Die Bauchbinde zielt auf einen der wichtigsten Aspekte seines politischen Wirkens: sein wiederholtes und engagiertes Eintreten für die volle bürgerliche Gleichberechtigung religiöser Minderheiten, besonders der Juden. Das Zitat ist einer Rede aus dem Jahr 1847 entnommen und stellt den Zusammenhang zwischen der Freiheit aller Bürger und der religiöser Minderheiten her. Es ist eine bemerkenswerte Einsicht, Hermann von Beckerath hat sie vor dem Hintergrund seines mennonitischen Glaubens formuliert, wie überhaupt die Biographie Ulrich Hettingers den mennonitischen Aspekten seiner politischen Überzeugungen besondere Beachtung schenkt.

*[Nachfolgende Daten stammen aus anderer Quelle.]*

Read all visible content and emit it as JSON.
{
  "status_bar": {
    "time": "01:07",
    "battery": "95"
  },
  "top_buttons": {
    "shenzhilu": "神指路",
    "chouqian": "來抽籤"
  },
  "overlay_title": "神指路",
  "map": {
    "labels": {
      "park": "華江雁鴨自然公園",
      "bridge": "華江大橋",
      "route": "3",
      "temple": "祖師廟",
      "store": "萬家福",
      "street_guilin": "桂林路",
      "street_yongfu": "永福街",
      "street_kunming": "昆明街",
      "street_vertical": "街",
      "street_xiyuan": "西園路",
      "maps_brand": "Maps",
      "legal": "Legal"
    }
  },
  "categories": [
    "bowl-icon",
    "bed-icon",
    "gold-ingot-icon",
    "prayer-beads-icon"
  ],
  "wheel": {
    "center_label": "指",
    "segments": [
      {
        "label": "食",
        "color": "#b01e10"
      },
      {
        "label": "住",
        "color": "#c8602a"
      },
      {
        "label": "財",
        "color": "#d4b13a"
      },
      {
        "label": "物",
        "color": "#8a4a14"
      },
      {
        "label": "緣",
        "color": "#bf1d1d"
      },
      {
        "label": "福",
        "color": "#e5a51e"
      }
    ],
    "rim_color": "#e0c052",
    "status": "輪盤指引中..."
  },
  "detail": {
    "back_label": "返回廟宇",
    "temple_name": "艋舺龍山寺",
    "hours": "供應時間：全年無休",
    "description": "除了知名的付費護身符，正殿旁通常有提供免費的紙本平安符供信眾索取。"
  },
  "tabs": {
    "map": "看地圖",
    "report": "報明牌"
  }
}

Mit dem Motto „Toleranz und Integration in Krefeld“ greift die Bauchbinde das Thema einer Feierstunde am 18. April auf. In ihr wurde aber nicht nur das Buch der Öffentlichkeit vorgestellt, sondern es wurde auch von Vertretern der jüdischen Gemeinde eine Reproduktion einer Dankesurkunde, welche die Juden im Rheinland Hermann von Beckerath übergaben, an Vertreter der heutigen Mennoniten übergeben. Und darüber hinaus wurde nach der Bedeutung von Toleranz und Integration für das Zusammenleben im Krefeld von heute gefragt.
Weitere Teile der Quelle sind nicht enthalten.